Let’s start with the not-so-good stuff. The report found that nationwide, states are doing better with their finances and consequently building up rainy day funds to help them meet expenses the next time there’s an economic downturn.
Collectively, the 50 states increased their rainy day funds for the seventh straight year, the report said, and there’s now a record $54.7 billion in rainy day funds. That means a state could keep running for a median of 20.5 days using rainy day funds.
Well, some could. Alaska and Wyoming could operate for an entire year with their rainy day funds. Illinois? It wouldn’t even last a day.
At the same time, Illinois did a little better when it came to revenue volatility. That’s basically how much a state’s tax collections fluctuate depending on the economy.

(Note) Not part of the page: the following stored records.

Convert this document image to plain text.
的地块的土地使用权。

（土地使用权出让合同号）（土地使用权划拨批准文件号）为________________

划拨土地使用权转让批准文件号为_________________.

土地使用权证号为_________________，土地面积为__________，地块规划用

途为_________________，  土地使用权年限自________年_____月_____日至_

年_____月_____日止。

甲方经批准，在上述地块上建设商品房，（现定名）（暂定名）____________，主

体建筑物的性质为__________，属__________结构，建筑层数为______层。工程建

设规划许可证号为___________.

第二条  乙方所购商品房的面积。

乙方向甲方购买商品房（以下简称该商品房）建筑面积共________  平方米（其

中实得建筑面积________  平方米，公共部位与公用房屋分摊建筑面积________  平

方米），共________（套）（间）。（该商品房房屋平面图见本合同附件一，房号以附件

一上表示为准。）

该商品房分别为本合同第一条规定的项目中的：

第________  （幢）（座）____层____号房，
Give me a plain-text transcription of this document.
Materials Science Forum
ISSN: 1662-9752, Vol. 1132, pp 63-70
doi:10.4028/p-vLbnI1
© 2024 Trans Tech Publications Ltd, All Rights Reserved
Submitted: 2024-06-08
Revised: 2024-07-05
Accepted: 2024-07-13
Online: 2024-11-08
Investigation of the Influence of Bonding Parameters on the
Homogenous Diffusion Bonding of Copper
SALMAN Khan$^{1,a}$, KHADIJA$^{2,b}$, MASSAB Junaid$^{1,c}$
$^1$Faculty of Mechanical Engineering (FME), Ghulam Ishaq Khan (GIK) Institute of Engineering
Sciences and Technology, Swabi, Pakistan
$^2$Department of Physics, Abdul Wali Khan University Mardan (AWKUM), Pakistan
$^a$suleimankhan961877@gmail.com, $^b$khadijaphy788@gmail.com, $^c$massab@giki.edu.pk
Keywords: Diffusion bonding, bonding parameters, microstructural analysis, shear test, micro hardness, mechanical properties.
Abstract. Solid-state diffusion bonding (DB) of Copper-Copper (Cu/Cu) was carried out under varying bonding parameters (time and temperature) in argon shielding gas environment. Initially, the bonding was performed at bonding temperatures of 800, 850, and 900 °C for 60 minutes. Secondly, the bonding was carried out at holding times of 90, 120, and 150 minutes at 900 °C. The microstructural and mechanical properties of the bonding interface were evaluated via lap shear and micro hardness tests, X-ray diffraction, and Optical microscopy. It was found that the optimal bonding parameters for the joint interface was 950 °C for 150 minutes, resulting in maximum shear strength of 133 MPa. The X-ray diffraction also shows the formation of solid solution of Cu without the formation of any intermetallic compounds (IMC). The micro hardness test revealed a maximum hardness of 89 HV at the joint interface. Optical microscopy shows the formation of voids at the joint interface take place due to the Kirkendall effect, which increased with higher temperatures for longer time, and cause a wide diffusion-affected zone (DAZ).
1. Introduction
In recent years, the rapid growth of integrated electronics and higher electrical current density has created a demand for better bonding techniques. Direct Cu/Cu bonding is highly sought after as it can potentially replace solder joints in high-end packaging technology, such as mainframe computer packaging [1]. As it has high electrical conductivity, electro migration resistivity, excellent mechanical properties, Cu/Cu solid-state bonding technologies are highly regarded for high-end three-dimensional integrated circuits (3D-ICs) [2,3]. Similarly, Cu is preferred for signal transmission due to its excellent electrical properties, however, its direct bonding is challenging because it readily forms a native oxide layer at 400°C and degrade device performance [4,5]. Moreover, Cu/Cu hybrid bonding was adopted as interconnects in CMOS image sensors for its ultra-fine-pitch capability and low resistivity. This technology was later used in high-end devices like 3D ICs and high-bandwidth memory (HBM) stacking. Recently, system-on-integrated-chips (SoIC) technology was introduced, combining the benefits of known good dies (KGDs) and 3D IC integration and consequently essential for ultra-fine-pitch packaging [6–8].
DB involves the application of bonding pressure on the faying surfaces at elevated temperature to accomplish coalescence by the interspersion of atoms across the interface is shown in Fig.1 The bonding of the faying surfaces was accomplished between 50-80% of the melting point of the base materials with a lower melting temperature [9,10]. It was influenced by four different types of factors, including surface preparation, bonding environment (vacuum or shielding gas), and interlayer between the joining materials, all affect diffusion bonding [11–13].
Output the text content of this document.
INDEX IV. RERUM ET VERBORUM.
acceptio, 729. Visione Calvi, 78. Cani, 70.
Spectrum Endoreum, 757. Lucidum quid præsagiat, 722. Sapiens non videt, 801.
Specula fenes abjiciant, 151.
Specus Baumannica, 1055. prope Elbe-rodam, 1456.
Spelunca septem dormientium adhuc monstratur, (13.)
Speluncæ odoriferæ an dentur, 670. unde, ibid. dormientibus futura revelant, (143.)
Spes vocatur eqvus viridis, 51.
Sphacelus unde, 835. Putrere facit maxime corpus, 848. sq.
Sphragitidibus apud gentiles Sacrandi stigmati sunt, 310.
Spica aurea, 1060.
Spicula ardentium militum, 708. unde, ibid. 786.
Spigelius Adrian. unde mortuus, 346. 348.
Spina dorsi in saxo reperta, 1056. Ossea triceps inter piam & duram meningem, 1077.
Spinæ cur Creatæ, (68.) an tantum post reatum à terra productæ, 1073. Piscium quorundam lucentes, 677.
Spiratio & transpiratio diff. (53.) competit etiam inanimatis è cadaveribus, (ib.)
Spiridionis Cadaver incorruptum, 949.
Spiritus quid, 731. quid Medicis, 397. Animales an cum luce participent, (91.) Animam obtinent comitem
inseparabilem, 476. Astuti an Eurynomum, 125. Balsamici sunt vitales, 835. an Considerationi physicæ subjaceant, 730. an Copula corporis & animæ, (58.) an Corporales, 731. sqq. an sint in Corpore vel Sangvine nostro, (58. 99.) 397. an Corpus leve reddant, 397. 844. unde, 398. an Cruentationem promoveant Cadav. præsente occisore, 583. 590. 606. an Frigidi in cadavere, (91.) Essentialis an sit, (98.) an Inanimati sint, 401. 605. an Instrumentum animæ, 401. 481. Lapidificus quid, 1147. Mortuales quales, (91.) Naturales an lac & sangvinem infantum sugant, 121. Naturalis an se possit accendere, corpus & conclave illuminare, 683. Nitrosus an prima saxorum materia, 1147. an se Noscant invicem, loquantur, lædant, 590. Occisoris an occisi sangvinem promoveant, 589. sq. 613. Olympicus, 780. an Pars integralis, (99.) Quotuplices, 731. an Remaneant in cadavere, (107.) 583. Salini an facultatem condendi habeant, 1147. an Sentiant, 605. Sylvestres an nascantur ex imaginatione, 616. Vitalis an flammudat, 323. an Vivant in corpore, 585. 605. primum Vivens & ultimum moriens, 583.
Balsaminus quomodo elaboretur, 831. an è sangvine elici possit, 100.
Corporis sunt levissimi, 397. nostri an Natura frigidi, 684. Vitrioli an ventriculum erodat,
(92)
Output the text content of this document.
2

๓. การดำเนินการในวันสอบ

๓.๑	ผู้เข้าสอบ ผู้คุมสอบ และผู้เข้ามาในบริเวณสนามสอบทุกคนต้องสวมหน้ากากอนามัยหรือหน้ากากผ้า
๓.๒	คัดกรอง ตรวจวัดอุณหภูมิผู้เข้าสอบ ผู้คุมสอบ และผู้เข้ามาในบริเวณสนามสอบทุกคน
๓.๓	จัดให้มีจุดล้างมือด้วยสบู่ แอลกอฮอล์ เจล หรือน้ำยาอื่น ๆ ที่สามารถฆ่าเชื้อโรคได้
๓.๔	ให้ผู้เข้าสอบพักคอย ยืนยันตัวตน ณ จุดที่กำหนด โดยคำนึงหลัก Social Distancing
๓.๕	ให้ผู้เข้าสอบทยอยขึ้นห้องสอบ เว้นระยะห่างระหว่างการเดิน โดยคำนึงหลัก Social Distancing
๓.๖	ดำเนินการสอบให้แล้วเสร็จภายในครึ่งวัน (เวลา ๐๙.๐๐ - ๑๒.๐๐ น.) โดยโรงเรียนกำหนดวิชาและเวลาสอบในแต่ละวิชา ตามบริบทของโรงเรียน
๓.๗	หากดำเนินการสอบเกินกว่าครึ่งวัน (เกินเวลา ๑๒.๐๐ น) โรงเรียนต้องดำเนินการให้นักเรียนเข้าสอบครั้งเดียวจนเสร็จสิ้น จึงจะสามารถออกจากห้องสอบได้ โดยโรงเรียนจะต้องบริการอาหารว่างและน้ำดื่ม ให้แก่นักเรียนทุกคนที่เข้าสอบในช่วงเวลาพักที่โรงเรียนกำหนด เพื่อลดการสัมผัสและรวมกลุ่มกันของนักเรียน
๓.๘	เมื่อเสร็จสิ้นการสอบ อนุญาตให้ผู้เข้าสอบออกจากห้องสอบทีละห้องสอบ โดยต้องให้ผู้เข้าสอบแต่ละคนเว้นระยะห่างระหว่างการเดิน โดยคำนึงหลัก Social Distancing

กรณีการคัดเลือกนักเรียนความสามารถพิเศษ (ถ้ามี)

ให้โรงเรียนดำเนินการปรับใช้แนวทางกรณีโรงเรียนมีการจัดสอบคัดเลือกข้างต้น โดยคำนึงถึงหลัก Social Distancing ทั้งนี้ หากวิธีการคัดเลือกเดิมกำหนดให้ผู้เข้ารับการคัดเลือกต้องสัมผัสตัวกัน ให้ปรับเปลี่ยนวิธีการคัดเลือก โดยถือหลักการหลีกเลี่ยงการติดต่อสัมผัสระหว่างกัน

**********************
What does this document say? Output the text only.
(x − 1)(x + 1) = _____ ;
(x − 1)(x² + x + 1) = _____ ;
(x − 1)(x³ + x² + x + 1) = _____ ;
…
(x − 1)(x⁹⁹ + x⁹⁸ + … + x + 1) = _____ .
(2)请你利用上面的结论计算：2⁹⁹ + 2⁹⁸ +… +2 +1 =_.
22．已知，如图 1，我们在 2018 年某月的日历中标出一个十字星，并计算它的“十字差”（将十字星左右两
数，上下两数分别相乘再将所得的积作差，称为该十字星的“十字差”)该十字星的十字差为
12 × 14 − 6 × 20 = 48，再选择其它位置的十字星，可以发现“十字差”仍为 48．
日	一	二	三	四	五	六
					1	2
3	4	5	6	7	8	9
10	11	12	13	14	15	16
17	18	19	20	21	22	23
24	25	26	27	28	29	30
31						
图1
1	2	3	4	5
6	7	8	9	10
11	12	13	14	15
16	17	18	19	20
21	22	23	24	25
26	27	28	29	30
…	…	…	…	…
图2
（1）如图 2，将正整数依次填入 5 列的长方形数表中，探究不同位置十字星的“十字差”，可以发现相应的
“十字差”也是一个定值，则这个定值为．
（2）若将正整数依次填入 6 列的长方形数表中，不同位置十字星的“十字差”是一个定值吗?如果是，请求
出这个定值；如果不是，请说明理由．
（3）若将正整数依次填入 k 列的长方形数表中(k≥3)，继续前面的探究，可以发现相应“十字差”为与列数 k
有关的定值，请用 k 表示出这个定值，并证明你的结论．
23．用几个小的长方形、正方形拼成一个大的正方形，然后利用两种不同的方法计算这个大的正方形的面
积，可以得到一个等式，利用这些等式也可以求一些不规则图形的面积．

States that get a lot of revenue off natural resources, like Alaska and its oil, have the greatest revenue volatility.
Illinois was a little worse than the median, but a whole lot better than many others.
The report was based on 2017 fiscal year information, which is when Illinois was still a complete mess instead of just a partial mess. Maybe Illinois will look better in the next report.
FOR THOSE OF you scoring at home, Gov. Bruce Rauner is essentially done with acting on bills this year.
There are still two that were sent to him late waiting for his action. But for the bulk of the General Assembly’s work product this year, the verdict is in.
So far in 2018, the Legislature has passed 614 bills. That may seem like a lot, but remember, the General Assembly has to cover a lot of ground, from creating new state symbols to passing a budget.
So far this year, Rauner has signed 541 bills into law. He’s vetoed 52 bills and used his amendatory veto powers to rewrite 29 bills. That could mean lawmakers will have a busy veto session when they return to Springfield after the election.
And not to depress anyone, but the process will start all over again in January and will likely produce similar numbers.
ONE OF THE bills signed recently by Rauner brings some gender neutrality to Illinois law books.
The bill changes references to “committeeman” in state statutes to “committeeperson.” Also, the bill requires references to “chairperson” be changed to simply “chair.”
In case you were curious, the first part of that bill ran to 335 pages.
ONE OF THE bills passed this year amends the “Union of Contiguous Municipalities Division of the Illinois Municipal Code.”
Just thinking that the Union of Contiguous Municipalities sounds like a superhero group for government geeks.